Маркс говорил позднее, что до того верили, будто христианское мифотворчество в эпоху Римской империи было возможным только потому, что не было книгопечатания. На самом деле происходит как раз обратное. Пресса и телеграф, в одно мгновение распространяющие по всему свету свои выдумки, фабрикуют гораздо более мифов (а буржуазное стадо верит им и распространяет эти выдумки) в один день, чем прежде возникало в течение целого столетия. Особенно убедительным примером этого является сказка, в которую в течение десятилетий верили — и притом не только буржуазное стадо, — будто Швейцер хотел предать рабочее движение Бисмарку, и уже только потом Либкнехт и Бебель вновь дали ему надлежащий ход.
Дело обстояло как раз наоборот. Швейцер занимал принципиальную социалистическую позицию, в то время как «Демократический еженедельник» заигрывал с сепаратистами, сторонниками бывших владетельных князей, и с либеральными взяточниками в Вене, и его тактика не может быть никак оправдана с социалистической точки зрения. Бебель доказывает в своих «Воспоминаниях», что тогда признавалась желательной победа Австрии над Пруссией, так как революция могла легче удасться в более слабом изнутри государстве, как Австрия, чем во внутренне более сильной Пруссии. Но это объяснение придумано потом, и, каковым бы его ни считать, в тогдашней литературе нет никаких следов его.

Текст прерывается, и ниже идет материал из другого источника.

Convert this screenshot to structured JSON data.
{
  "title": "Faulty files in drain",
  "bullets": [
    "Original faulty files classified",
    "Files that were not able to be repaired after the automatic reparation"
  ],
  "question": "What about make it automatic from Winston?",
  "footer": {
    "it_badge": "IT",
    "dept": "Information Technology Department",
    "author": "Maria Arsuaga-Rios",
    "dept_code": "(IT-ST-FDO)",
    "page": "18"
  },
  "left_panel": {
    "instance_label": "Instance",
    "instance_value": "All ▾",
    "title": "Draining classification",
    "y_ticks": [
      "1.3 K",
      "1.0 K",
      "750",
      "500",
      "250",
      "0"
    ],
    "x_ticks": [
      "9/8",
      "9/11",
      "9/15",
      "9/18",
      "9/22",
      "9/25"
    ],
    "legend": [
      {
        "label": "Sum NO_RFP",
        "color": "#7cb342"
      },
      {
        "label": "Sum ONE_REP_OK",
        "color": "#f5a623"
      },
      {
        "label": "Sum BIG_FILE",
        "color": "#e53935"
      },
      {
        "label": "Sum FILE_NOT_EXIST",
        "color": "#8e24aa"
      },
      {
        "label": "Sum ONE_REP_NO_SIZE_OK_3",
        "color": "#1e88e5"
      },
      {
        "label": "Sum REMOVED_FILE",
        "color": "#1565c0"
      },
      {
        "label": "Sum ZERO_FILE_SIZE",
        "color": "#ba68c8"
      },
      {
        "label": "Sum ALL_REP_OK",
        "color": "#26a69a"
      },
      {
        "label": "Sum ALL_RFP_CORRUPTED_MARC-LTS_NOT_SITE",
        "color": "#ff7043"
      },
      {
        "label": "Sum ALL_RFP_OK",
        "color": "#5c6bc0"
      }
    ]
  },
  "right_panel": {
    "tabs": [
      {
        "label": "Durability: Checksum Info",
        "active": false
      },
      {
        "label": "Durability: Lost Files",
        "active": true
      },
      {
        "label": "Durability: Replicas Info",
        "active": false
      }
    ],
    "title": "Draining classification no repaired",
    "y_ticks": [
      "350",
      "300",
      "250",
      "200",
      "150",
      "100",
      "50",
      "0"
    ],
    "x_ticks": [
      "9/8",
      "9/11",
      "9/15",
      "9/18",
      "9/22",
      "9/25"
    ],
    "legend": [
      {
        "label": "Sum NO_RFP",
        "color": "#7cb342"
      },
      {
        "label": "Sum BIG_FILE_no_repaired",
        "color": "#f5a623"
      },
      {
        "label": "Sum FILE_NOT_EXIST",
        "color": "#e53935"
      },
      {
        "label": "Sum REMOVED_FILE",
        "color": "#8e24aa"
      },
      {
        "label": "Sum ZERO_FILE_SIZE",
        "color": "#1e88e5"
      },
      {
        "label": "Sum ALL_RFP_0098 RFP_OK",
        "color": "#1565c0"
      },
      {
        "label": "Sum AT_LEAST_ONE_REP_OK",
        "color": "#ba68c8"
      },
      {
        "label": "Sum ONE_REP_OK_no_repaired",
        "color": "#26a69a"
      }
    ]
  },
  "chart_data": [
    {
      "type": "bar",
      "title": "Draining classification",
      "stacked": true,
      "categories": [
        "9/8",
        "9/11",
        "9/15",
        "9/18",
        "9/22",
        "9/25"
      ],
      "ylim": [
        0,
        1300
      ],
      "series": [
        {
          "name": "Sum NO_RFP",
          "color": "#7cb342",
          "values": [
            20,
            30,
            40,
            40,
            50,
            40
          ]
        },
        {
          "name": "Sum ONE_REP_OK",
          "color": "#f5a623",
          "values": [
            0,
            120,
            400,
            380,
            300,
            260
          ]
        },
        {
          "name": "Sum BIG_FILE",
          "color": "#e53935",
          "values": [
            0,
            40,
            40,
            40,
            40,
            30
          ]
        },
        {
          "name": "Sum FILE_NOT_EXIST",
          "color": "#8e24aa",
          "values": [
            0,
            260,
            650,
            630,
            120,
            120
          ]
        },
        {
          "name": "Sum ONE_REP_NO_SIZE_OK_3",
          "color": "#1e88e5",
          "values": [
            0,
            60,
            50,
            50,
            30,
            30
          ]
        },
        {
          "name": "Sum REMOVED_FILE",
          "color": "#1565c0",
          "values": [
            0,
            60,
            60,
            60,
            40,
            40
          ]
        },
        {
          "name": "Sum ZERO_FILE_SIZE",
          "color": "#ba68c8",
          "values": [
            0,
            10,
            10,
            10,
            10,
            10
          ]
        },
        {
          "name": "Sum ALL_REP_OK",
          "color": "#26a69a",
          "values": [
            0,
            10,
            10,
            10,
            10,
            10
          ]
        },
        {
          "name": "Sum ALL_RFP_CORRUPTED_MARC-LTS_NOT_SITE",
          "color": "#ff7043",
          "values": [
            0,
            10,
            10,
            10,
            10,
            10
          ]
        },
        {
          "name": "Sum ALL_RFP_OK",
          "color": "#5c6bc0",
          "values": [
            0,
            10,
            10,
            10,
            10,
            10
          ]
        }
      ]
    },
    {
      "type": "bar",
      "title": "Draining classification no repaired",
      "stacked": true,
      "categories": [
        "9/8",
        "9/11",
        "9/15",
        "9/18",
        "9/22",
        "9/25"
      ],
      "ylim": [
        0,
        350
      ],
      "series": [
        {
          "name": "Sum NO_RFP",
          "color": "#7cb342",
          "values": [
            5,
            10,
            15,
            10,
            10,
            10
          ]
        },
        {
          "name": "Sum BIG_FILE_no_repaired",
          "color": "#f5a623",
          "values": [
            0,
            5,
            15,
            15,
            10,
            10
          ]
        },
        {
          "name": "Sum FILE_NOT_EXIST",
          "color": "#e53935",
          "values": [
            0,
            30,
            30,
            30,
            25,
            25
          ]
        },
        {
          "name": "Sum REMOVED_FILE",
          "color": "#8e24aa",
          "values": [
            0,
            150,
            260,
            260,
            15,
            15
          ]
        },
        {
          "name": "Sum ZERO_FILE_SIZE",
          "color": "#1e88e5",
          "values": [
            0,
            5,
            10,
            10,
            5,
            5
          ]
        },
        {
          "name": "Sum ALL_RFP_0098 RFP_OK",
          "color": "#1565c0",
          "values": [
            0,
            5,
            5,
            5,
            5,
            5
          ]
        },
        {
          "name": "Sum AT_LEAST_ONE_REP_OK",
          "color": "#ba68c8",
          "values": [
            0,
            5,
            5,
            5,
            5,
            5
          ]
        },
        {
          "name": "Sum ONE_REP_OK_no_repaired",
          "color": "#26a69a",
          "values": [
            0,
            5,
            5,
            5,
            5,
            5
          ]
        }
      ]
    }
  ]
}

Несмотря на свою личную дружбу с Либкнехтом и на свое личное недоверие к Швейцеру, Маркс считался с истинным положением вещей. Он ответил на запрос Швейцера о понижении пошлин на железо в очень сдержанной внешней форме, но по существу исчерпывающим образом. Тогда Швейцер осуществил то намерение, которое созрело у него еще три года назад, и предложил общему собранию Всеобщего германского рабочего союза, которое заседало в Гамбурге в конце августа 1868 г., присоединиться к Интернационалу. В силу существовавших тогда союзных законов об обществах присоединение не могло быть официальным, а заключалось в выражении солидарности и симпатий. Маркс был приглашен на это общее собрание в качестве почетного гостя, которому хотели принести благодарность от лица немецких рабочих за его научный труд. На предварительный запрос Швейцера Маркс ответил согласием, но все же не приехал в Гамбург, как настоятельно ни просил его Швейцер.
В своем благодарственном письме за «почетное предложение» Маркс ссылался на подготовительные работы генерального совета к брюссельскому конгрессу как на препятствие к его приезду, но отметил «с радостью», что программа общего собрания содержит вопросы, составляющие действительно исходные пункты всякого серьезного рабочего движения: агитацию за полную политическую свободу, за установленную законом продолжительность рабочего дня и планомерную интернациональную кооперацию рабочего класса. Но если Маркс писал Энгельсу, что в этом письме он поздравлял лассалевцев с тем, что они отказались от программы Лассаля, то, в сущности, трудно сказать, что имел бы Лассаль против этих трех пунктов программы.